Rob Hirschfeld: Yeah, doing repetitive work like that is ... The challenge is you're going to be replaced by a robot if that's what you're doing.
Funny anecdote, I was hearing from the company that does a lot of work with Chinese data centers. In China, labor is super cheap. They're not doing manual installs anymore. It's come to the point where they must automate the installs because even though they have labor that effectively costs nothing, it's not fast enough or accurate enough. It's not repeatable enough. They are investing in automation.
When I was first dealing with Asian companies where they have very inexpensive labor, it was very hard to sell automated solutions because they were, "We just have a team of 10 guys per rack who babysit the rack." Not quite that, but on that scale. We're getting to a point where it's just not an option anymore.
When you look at those problems and helping people survive for that, it really is a question of getting out of your own way. It's worth mentioning this thing called Jevon's paradox. If you haven't heard of it.
Jevon's paradox says that the easier it is to consume and the less expensive something is to consume the more people consume. When cars improve their fuel efficiency people actually drive more and consume more gas. IT is definitely in that. The more an IT organization makes it easier to consume IT the more ... You literally work yourself ... The more you automate the more you make those things, actual more work you're creating for yourself.
Art Fewell: We've talked a lot about OpenStack and how OpenStack governance and things that are changing and you touched on a little bit about OpenStack networking.
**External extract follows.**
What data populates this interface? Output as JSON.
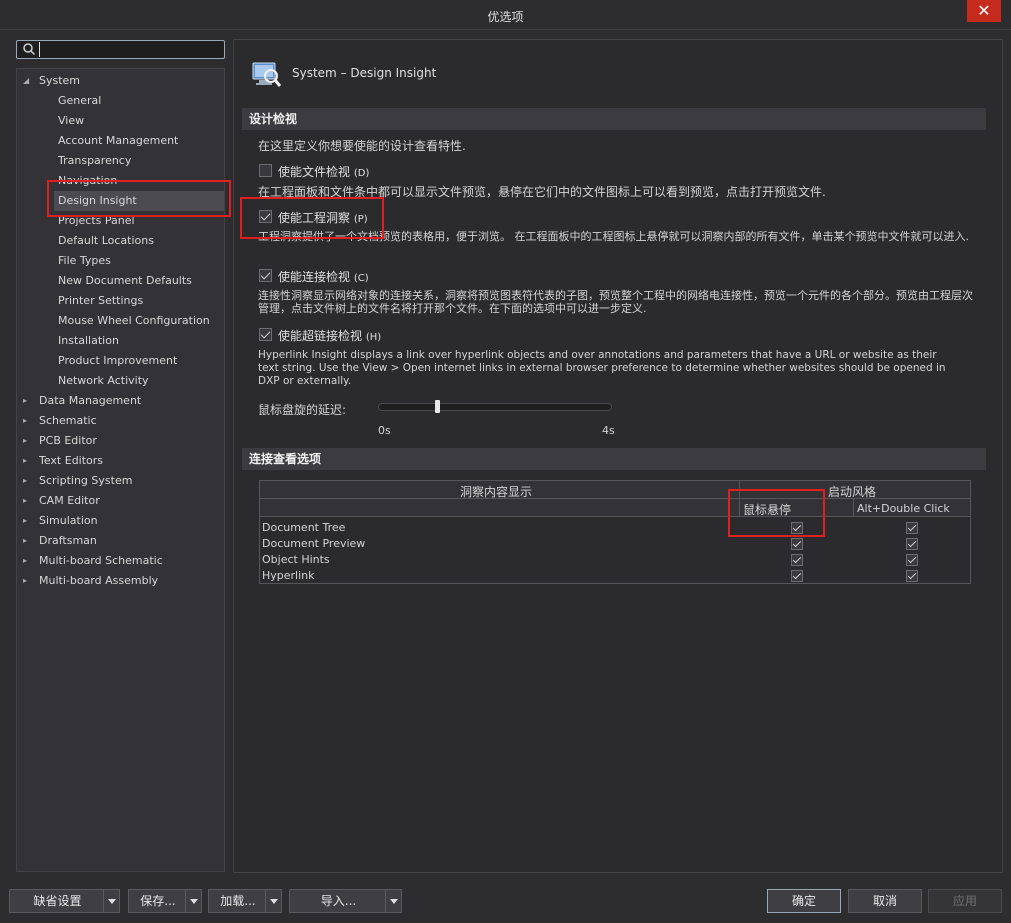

I'm curious, we've had NOVA Networking and we have Neutron. One of the initial challenges with Neutron versus NOVA Networking is that you couldn't have redundancy in your network nodes, right?
I'm curious, what do you see is the key challenges and the key things that are happening from that networking perspective from your perspective?
Rob Hirschfeld: Networking has been a real challenge and I think that we're not done. I think that we've made a lot of progress, things have been moving really fast for networking. If you look at the major plays in OpenStack networking, I'd be very direct about this. They are almost replacing OpenStack networking.
Open Contrails and MidoNet, two of the big OpenStack Neutron plugins effectively replace most of the plugins. People are not sure if you can use open vSwitch and create a scalable OpenStack architecture. I think it's just going to take time.